Le MAGS permet aux collectivités de fabriquer du biocharbon à partir de carton, qui peut ensuite être mêlé à du compost provenant de résidus de table, de manière à produire du terreau fertile. En outre, l’appareil WETT peut purifier l’eau de sources contaminées, qui sert ensuite à des fins agricoles ou ménagères. Ensemble, le MAGS et le WETT produisent de façon écologique de l’eau et de l’énergie qui serviront aux besoins de la collectivité et la rendront d’autant plus autonome.

Transformer les déchets en matière utile est au cœur de la vision de Peter Tsantrizos concernant les collectivités comme celle de Kalaupapa. « Le fait d’habiliter les gens à utiliser ce qu’ils considèrent comme des déchets pour produire de l’eau, des aliments ou de l’énergie représente une solution totalement nouvelle qu’aucune autre entreprise n’est en mesure d’offrir pour l’instant », affirme Tsantrizos.

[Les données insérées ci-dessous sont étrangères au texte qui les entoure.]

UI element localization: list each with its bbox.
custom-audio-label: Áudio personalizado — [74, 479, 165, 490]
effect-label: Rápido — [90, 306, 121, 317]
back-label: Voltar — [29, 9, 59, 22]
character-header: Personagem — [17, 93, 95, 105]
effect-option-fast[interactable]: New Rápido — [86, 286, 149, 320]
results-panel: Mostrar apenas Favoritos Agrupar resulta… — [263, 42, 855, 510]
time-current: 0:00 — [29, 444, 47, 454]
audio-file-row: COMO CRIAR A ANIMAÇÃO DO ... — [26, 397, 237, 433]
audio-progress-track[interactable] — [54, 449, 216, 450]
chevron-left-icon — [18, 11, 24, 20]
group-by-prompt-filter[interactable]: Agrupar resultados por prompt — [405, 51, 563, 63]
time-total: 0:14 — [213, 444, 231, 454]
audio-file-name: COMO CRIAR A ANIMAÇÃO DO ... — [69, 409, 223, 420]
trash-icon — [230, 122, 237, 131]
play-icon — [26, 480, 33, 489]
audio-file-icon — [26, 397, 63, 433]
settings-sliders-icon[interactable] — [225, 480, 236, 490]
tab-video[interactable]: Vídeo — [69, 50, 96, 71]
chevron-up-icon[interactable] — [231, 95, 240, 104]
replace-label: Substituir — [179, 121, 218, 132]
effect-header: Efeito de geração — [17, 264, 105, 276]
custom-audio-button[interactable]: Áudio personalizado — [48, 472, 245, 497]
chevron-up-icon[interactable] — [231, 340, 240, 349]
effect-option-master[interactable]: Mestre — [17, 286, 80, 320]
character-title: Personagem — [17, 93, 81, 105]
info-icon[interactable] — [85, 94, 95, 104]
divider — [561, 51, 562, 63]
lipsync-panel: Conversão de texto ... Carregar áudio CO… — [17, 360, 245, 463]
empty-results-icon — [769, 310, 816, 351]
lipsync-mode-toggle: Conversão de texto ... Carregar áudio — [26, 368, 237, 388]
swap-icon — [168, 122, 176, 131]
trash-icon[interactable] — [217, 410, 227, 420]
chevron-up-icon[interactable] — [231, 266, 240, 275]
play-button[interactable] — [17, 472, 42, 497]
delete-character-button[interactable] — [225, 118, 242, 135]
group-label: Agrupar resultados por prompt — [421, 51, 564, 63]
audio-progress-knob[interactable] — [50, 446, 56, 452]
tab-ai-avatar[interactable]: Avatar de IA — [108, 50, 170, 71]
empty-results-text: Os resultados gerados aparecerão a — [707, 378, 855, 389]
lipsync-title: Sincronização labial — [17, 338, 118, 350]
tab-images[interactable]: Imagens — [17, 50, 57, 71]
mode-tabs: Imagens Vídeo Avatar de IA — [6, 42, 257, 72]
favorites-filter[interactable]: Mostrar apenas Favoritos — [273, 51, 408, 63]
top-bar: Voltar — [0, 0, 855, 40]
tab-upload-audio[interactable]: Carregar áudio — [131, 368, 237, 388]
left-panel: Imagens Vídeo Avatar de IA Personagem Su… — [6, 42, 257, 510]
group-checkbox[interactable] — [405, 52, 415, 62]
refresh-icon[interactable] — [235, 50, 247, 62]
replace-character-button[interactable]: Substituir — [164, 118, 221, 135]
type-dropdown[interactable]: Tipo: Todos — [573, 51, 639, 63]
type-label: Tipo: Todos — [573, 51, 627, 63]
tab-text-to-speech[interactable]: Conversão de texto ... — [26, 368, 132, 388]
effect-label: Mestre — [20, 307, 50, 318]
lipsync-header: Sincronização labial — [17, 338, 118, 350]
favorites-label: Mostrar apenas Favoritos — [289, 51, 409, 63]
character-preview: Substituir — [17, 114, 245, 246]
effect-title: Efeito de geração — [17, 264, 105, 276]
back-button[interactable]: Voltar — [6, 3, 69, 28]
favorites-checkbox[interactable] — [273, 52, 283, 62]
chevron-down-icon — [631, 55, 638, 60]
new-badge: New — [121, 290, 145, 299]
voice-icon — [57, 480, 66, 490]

Par ailleurs, le parc national de Kalaupapa accueille non moins de 30 espèces portées à la liste fédérale des espèces menacées ou en danger. En effet, le long de ses côtes, on trouve entre autres des phoques moines, des baleines à bosse, des tortues de mer géantes ainsi qu’un récif de corail. On se rend au parc après avoir parcouru 5,6 kilomètres à pied ou à dos de mulet sur un sentier pédestre difficile et très escarpé. La collectivité a pris un engagement envers le développement durable; l’intégration de la solution MAGS représente donc un changement important et durable pour ses membres et l’écosystème qui les entoure.